Parkland survivors file lawsuit against LEOs, other officials

The lawsuit filed by 15 students alleges that deputies violated the constitutional rights of the survivors of the school massacre by failing to stop the gunman

By Rafael Olmeda
Sun Sentinel

FORT LAUDERDALE, Fla. — Broward deputies at Marjory Stoneman Douglas High School violated the constitutional rights of the survivors of February’s school massacre by failing to stop Nikolas Cruz when he showed up on campus with murder on his mind, according to a federal lawsuit filed Wednesday by students.

The 15 Marjory Stoneman Douglas High students, who were on campus during the deadly mass shooting, were not physically injured but suffered psychological trauma and were either inside classrooms in the 1200 building where classmates were killed or were on school grounds, said Attorney Solomon Radner.

A patrol car drives by Marjory Stoneman Douglas High School in Parkland, Fla., Wednesday, Feb. 28, 2018.
A patrol car drives by Marjory Stoneman Douglas High School in Parkland, Fla., Wednesday, Feb. 28, 2018. (AP Photo/Terry Renna)

The suit names as defendants: Broward Sheriff Scott Israel; BSO Capt. Jan Jordan, who oversaw operations during the shooting; Andrew Medina, a school monitor who spotted the gunman walking toward the 1200 building; and Broward Superintendent Robert Runcie.

The lawsuit also names retired school resource officer Scot Peterson, who was on the scene but did not enter the building when the shooting began.

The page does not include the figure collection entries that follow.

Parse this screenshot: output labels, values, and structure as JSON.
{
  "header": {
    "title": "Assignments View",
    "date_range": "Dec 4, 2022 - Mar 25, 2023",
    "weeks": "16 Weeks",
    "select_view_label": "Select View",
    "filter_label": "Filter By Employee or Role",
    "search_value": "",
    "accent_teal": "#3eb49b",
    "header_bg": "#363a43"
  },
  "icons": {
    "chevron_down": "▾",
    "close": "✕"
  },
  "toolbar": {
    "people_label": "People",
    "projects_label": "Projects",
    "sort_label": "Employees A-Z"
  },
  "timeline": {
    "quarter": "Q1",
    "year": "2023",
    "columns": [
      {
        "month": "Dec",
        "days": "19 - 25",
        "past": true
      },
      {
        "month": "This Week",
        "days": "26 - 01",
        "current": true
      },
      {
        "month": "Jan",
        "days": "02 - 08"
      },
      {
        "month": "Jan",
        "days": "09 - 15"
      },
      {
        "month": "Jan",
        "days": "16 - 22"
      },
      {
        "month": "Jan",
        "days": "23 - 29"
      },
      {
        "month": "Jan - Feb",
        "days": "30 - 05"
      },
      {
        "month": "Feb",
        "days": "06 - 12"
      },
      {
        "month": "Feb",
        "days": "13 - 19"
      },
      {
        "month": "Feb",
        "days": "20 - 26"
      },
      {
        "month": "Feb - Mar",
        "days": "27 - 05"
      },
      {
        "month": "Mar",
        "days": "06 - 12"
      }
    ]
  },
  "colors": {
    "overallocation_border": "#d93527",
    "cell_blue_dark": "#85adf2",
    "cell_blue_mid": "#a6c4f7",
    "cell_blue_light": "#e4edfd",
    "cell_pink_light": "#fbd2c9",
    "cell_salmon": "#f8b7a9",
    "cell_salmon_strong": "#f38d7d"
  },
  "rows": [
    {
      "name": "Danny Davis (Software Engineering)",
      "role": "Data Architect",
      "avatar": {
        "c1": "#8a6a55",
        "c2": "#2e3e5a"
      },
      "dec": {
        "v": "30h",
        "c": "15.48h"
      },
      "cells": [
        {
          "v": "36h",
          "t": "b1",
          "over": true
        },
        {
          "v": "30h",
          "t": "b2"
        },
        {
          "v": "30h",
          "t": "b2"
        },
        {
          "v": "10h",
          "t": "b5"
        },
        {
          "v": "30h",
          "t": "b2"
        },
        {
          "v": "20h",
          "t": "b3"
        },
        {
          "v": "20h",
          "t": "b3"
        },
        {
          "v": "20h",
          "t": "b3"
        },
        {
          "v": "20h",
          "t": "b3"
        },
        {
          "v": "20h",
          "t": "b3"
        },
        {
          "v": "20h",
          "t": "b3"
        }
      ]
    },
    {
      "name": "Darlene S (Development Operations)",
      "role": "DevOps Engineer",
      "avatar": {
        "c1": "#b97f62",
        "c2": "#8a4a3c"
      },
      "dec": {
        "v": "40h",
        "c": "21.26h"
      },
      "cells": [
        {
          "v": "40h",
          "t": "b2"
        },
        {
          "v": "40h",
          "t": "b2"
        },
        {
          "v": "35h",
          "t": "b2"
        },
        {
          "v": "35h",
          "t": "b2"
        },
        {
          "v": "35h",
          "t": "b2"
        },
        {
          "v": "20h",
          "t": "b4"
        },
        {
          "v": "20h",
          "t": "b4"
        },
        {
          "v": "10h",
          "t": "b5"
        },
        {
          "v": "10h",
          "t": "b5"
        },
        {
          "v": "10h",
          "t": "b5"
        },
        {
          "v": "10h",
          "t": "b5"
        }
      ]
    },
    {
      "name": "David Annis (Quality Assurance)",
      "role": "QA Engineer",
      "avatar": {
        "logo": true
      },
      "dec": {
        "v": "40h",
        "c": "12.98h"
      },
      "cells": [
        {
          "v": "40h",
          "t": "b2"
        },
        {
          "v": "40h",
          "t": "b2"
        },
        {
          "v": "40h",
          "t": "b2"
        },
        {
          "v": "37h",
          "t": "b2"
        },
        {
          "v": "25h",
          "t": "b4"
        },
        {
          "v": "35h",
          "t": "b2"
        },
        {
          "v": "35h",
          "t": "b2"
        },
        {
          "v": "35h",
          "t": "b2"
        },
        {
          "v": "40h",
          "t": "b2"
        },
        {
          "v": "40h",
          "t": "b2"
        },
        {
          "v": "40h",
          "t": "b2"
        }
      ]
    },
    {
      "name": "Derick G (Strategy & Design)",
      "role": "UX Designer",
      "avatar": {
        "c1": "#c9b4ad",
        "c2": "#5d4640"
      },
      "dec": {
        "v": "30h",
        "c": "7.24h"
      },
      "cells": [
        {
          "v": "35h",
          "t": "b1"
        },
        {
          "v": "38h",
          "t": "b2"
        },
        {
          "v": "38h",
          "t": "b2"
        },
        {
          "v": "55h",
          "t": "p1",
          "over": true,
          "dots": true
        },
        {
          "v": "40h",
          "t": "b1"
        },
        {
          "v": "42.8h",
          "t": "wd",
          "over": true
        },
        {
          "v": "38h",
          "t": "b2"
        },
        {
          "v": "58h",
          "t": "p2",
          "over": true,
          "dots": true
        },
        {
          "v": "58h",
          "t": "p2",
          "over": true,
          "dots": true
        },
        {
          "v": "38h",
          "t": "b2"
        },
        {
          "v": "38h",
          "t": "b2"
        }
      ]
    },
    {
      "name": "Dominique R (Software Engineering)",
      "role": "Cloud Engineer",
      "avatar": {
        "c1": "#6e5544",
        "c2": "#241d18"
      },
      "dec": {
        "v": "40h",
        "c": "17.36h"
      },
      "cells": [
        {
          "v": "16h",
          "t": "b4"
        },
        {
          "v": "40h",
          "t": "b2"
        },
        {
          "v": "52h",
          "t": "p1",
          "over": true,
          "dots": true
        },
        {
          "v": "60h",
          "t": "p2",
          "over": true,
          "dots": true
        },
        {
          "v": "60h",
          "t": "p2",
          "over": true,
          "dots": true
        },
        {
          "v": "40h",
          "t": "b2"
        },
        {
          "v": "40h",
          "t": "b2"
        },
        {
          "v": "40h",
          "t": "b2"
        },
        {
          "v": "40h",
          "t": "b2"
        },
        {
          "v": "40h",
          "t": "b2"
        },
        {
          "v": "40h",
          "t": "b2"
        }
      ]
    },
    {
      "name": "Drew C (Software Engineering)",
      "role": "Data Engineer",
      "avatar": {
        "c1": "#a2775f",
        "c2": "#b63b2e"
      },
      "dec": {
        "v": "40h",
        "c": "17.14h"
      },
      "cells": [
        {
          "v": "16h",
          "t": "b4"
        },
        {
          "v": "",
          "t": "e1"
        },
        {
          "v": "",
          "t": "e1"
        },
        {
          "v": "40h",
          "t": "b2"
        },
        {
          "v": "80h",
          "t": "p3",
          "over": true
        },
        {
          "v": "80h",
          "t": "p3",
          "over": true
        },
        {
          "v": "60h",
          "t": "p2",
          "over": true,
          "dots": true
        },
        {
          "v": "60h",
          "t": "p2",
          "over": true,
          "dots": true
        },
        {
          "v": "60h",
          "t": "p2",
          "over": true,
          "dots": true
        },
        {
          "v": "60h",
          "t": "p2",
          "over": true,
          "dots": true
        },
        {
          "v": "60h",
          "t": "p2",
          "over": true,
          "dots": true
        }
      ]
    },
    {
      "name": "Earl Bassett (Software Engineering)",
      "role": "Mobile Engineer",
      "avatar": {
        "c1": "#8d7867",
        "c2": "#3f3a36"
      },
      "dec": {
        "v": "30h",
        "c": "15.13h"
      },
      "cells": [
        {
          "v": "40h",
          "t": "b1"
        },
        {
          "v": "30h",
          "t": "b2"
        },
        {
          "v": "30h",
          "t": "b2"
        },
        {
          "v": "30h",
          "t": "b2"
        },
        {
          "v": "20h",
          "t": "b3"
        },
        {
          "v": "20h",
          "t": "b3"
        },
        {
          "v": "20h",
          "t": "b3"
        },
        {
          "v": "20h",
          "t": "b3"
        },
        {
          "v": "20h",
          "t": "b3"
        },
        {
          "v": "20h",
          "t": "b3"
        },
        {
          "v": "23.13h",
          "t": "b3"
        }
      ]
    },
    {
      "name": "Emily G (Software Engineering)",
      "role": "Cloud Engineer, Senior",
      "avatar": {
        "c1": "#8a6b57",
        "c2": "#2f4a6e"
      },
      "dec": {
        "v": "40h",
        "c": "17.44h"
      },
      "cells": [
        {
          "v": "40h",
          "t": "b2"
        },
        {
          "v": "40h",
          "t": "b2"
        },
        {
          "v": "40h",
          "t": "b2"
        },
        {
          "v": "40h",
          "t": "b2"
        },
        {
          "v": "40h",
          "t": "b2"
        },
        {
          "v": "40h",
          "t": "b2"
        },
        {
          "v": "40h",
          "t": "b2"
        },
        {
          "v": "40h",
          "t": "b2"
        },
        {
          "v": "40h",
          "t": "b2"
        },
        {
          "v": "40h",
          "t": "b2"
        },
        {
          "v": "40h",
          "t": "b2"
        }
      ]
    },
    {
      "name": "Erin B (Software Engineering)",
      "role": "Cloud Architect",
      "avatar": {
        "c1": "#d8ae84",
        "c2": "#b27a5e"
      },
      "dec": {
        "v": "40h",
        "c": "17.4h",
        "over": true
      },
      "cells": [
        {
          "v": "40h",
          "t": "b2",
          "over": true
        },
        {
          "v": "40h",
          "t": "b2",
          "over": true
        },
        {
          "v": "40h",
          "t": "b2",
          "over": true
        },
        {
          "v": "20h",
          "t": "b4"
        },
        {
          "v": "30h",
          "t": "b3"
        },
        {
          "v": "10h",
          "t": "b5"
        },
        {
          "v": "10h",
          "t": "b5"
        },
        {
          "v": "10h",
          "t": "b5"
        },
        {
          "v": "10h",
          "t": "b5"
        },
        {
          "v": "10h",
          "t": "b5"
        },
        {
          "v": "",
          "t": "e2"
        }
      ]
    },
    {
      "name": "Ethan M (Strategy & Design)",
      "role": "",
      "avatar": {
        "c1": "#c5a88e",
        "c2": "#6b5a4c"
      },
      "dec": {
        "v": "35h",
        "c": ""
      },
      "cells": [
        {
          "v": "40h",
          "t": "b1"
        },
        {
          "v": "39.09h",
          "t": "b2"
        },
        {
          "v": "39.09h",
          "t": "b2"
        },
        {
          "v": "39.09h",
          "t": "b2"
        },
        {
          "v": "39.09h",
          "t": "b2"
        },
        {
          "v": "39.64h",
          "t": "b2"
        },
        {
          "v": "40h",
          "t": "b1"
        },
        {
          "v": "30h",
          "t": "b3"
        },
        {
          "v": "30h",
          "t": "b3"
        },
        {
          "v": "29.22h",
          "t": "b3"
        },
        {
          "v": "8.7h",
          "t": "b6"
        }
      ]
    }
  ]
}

A teary student who recently graduated, Audrey Diaz, said she had been looking forward to senior events such as prom and grad bash that those murdered did not have a chance to enjoy.

“Some of my friends who were killed that day weren’t able to go to those events,” Diaz, 18, said during a news conference. “We thought we were safe at school and would always be protected.”

The plaintiffs are all students who are referred to by their initials in the suit, which doesn’t identify Cruz by name. He is referred to simply as “the Shooter.”

A student who was searched and questioned hours before the shooting is accusing Peterson of illegally searching his backpack and questioning why he had so much money on him. The account stands in contrast to Peterson’s inaction while the shooting was taking place hours later, according to the suit.

Peterson was referred to as “Rod” by fellow law enforcement officers, according to the suit. The derogatory term is an acronym meaning “retired on-duty,” the suit claims.

Radner said police officers are generally regarded as heroes for putting their lives on the line, but some law enforcement officials in Parkland were ineffective during the massacre.

“This is a shot at specific law enforcement officials who failed the students on that particular day,” he said. “Law enforcement choked and the goal of this lawsuit is to ensure that this never happens again. If they choke and they cause people to die, they will have to face the music.”

Attorney Russell Williams, who represents Medina on other issues but has not yet been hired in connection with the new lawsuit, said Medina fulfilled his legal responsibilities according to his job description.

“He’s immune from prosecution, including civil action, as an individual unless the conduct at issue was committed with ill will, hatred, spite or evil intent,” Williams said. “There’s no way any expert is going to get on the stand and testify to that.”

The same immunity would apply to Peterson, said Williams. Efforts to reach Peterson’s attorney Wednesday were unsuccessful.